Zal ook neffens de andere Meestergesellen gemeijnderhand deijlen in ‘t loon dat van elk werk ter Munte verdient werd, evenals Muntgesellen ende daarenboven genieten een tractement van vijffhondert Car[olus] guldens jaarlijks eens gelt, waarvoor hij Scholting gehouden zal zijn ijder jaar alle oncosten op ’t voors[chreven] schroef- en pletwerk lopende, hoedanig die ook zouden mogen

wesen, tot zijnen laste te nemen, sonder eenige verdere onkosten daarover tot laste van 't Land in reekeninge te mogen brengen, alles volgens zodanige exspresse acte en commissie als hem Scholting buijten zijnen kosten daartoe bij de Ed[ele] Gr[oot] Mog[ende] heeren Staten van Holland ende West-Vriesland zal werden ter hand gestelt ende gegeven.

21

Zullende hij Scholting alle vierendeel jaars betaalt werden, mits dat de Waardijn ofte Muntmeester verklaren zullen dat hij tot die tijd toe alle behoorlijk zal hebben gepresteert en naargekomen.

22

Ende in gevalle hij Scholting ooijt in gebreeken bevonden wierde de voors[chreven] instrumenten behoorlijk gerepareert ofte ijder artic[ul] van dese zijne instructie ten dienste van den Lande niet behoorlijk geobserveert ende naargeleeft te hebben ofte ergens in versuijminge geweest te zijn, zal hij verbeuren voor de eerste reijse suspensie van sijn vierendeel jaarstractement, ten twede maal suspensie van sijn opsigt ende ten derde maal verklaart werden vervallen te zijn van zijn ampt ende Muntsgeregtigheijt.

23

Op alle welke voors[chreven] articulen hij Hendrik Scholting gehouden zal zijn den behoorlijken eed te doen omme na zijn vermogen deselve te onderhouden.

(onder stont:) accord[eer]t met zijn principaal (was getekent) Willem Buijs.

(lager stont:) op huijden den 21 december 1742 is dese instructie benevens de commissie voor Hendrik Scholting als opsigter van het pletwerk in de Munte te Dordregt aan de Edele Mog[end]e heeren Gecomitteerde Raden gepresenteert, gelesen en goedgevonden te registreren in ’t eerste register van de Munte, beginnende primo meij 1580, folio 358 verso en ultra (onder stont:) ter ordonnantie van de Gecommitteerde Raden (was get[eken]t) C. Boeij.

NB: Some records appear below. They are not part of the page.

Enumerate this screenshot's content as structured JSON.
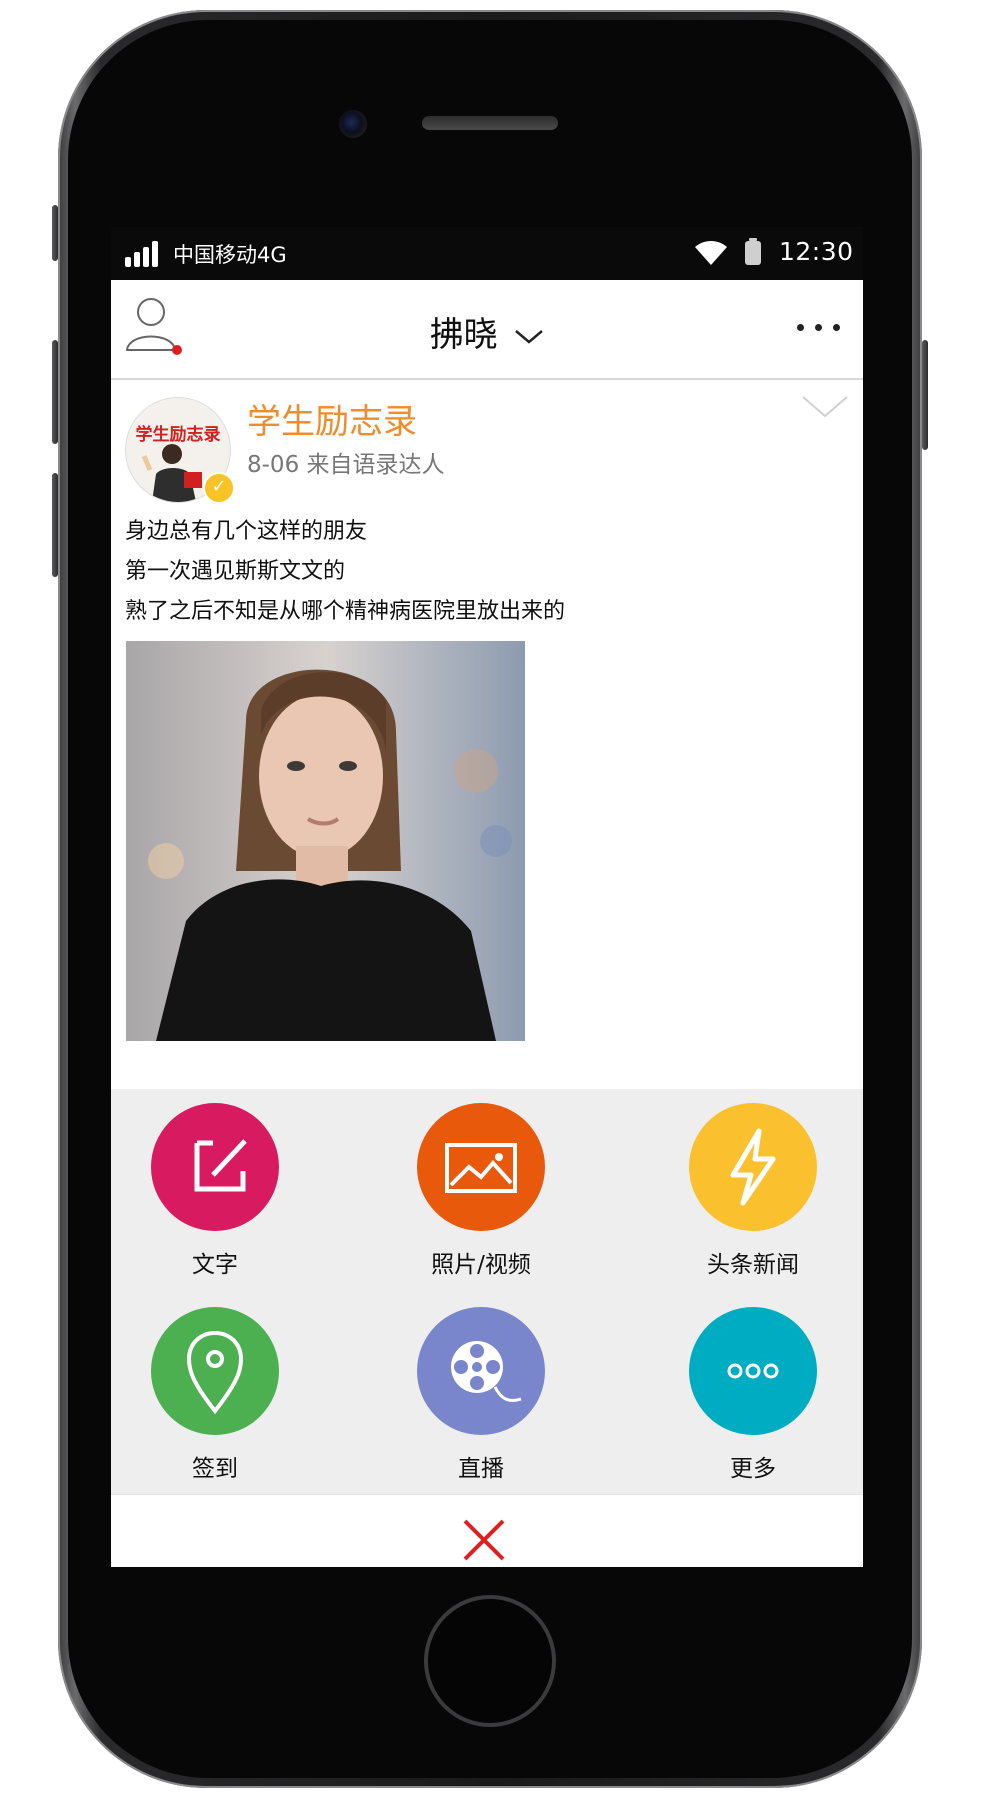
{
  "statusbar": {
    "carrier": "中国移动4G",
    "time": "12:30"
  },
  "navbar": {
    "title": "拂晓",
    "icons": [
      "profile-icon",
      "chevron-down-icon",
      "more-icon"
    ]
  },
  "post": {
    "author": "学生励志录",
    "avatar_text": "学生励志录",
    "meta": "8-06 来自语录达人",
    "lines": [
      "身边总有几个这样的朋友",
      "第一次遇见斯斯文文的",
      "熟了之后不知是从哪个精神病医院里放出来的"
    ],
    "verified": true
  },
  "actions": [
    {
      "label": "文字",
      "icon": "edit-icon",
      "color": "#d81b60"
    },
    {
      "label": "照片/视频",
      "icon": "image-icon",
      "color": "#e8590c"
    },
    {
      "label": "头条新闻",
      "icon": "lightning-icon",
      "color": "#fbc02d"
    },
    {
      "label": "签到",
      "icon": "location-icon",
      "color": "#4caf50"
    },
    {
      "label": "直播",
      "icon": "film-reel-icon",
      "color": "#7986cb"
    },
    {
      "label": "更多",
      "icon": "more-icon",
      "color": "#00acc1"
    }
  ],
  "close": {
    "icon": "close-icon",
    "color": "#e02020"
  }
}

11.9.3 Opzienders van het schroef- en pletwerk in de 18de eeuw

Opzienders van het schroef- en pletwerk van de Hollandse Munt

Opziender Adjunct 1681 Stephanus Madekker

1701 Huijbert van Zwol

1705 Hendrik Livelo107

1711 Hendrik Livelo 1721 Herman Livelo 1742 Hendrik Scholting 1764 Jan Scholting

107 NA 3.01.27.01-689 fol. 312-312v. Aanstelling van Hendrik Livelo tot knaap in plaats van Stephan Madecker d.d. 30 oktober 1705. Zijn naam wordt foutief gespeld als ‘Hoelo’. Hij wordt hier feitelijk genoemd als waarnemer van de functie van smid aan de Munt van Dordrecht als vervanger van diezelfde Madecker.